Pumpen, Leitungen und Kläranlagen stecken dahinter; Chemie und Energie. Die Aufbereitung, Verteilung und Entsorgung von einem Kubikmeter Wasser braucht rund 1 kWh Energie.
Mit dem sauberen Trinkwasser tun wir alles mögliche: Wir waschen uns, spülen unser WC, giessen Balkonpflanzen und bespritzen Gärten, waschen unsere Autos. Nur etwa 7 Liter pro Kopf und Tag trinken und verkochen wir.

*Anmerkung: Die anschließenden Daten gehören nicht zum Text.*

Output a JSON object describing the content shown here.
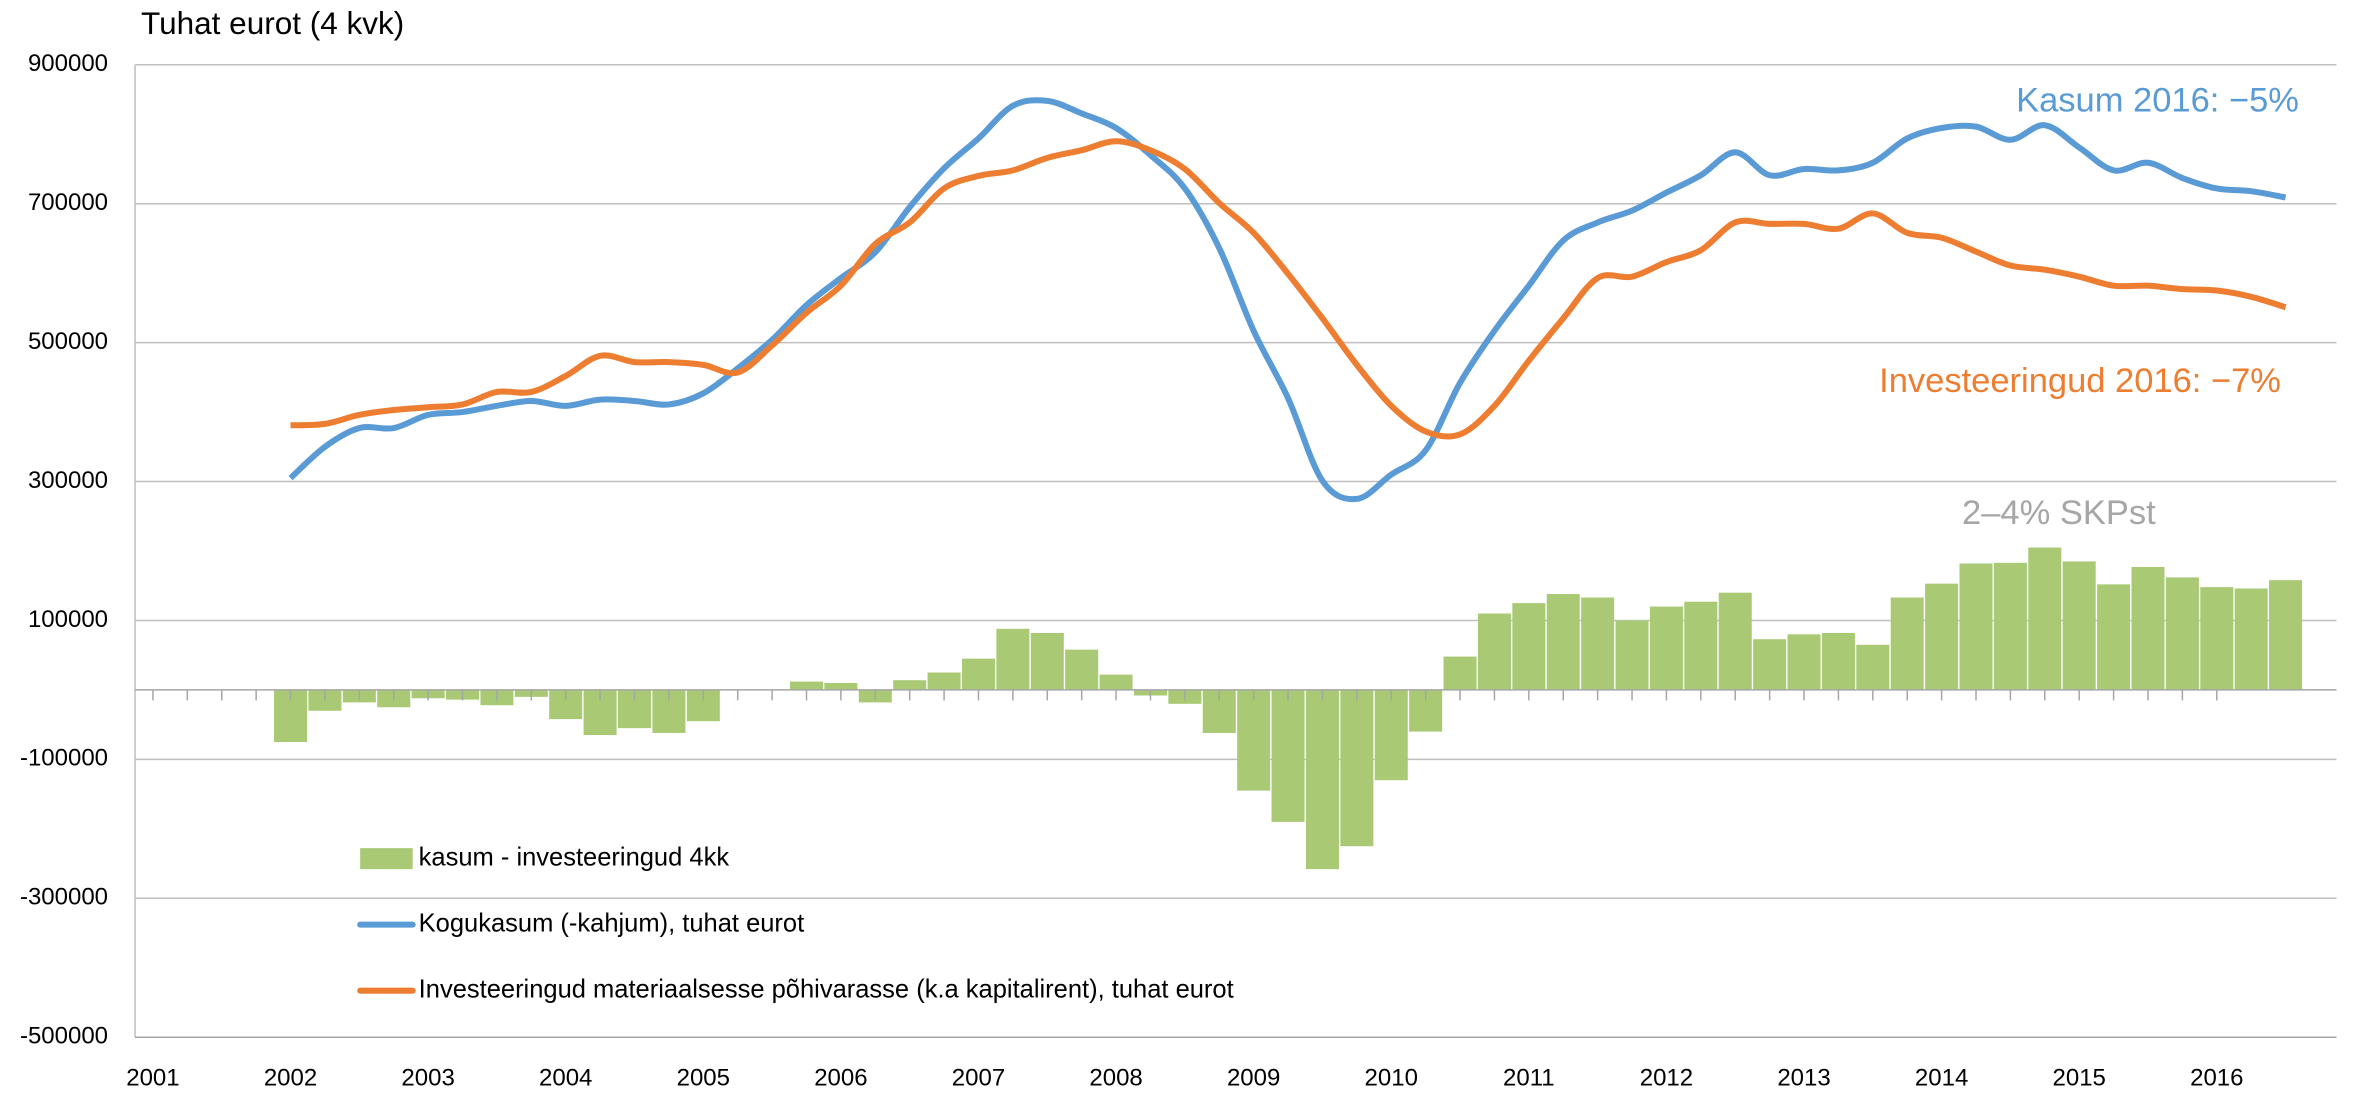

Sparen lohnt sich besonders beim Warmwasser, denn darin steckt sechzigmal mehr Energie als im kalten. Der Warmwasserboiler sollte zwischen 55 und 60 °C eingestellt sein. Mischbatterien machen das verschwenderische Mischen von Kalt- und Warmwasser überflüssig. Allein die Körperpflege beansprucht täglich 90 Liter. Wer das Vollbad durch eine erfrischende Dusche ersetzt, braucht viermal weniger Wasser. Am meisten spart, wer sich mit einer kurzen Dusche begnügt und während dem Haare waschen und Einseifen das Wasser abstellt. Sonst gurgeln 8 bis 10 Liter pro Minute ungenutzt davon...

Tropft der Wasserhahn? Stellen Sie versuchsweise eine Schüssel darunter: Es tröpfeln leicht 10 Liter pro Tag zusammen. Also schnell reparieren.

Mit einem Durchflussbegrenzer am Hahnen lässt sich die Wassermenge bis zur Hälfte verringern. Er mischt das Wasser mit viel Luft und verfeinert so den Strahl. Neben der technischen Verbesserung ist ein bewusster Umgang mit dem nassen Element wichtig: Beim Hände waschen, Zähne putzen und Geschirr spülen das Wasser nicht unnötig plätschern lassen. Im WC werden pro Person und Tag rund 80 Liter Trinkwasser hinab gespült. Bei neueren Spülkästen kann man nach einem kleinen Geschäft - um nicht gleich den ganzen 9-Liter-Kasten zu leeren - den Spülvorgang unterbrechen, indem die Taste von Hand gleich wieder zurück gedrückt wird.
Genauso wichtig wie Wasser sparen ist es, das Wasser nicht unnötig zu belasten. Je sauberer es von uns weg sprudelt, um so weniger aufwendig ist die Reinigung. Essenreste, Katzensand, Windeln, Binden und Tampons gehören auf keinen Fall ins WC. Wer mit Waschmittel sparsam umgeht und scharfe Reinigungsmittel vermeidet, entlastet dadurch sein zukünftiges Trinkwasser.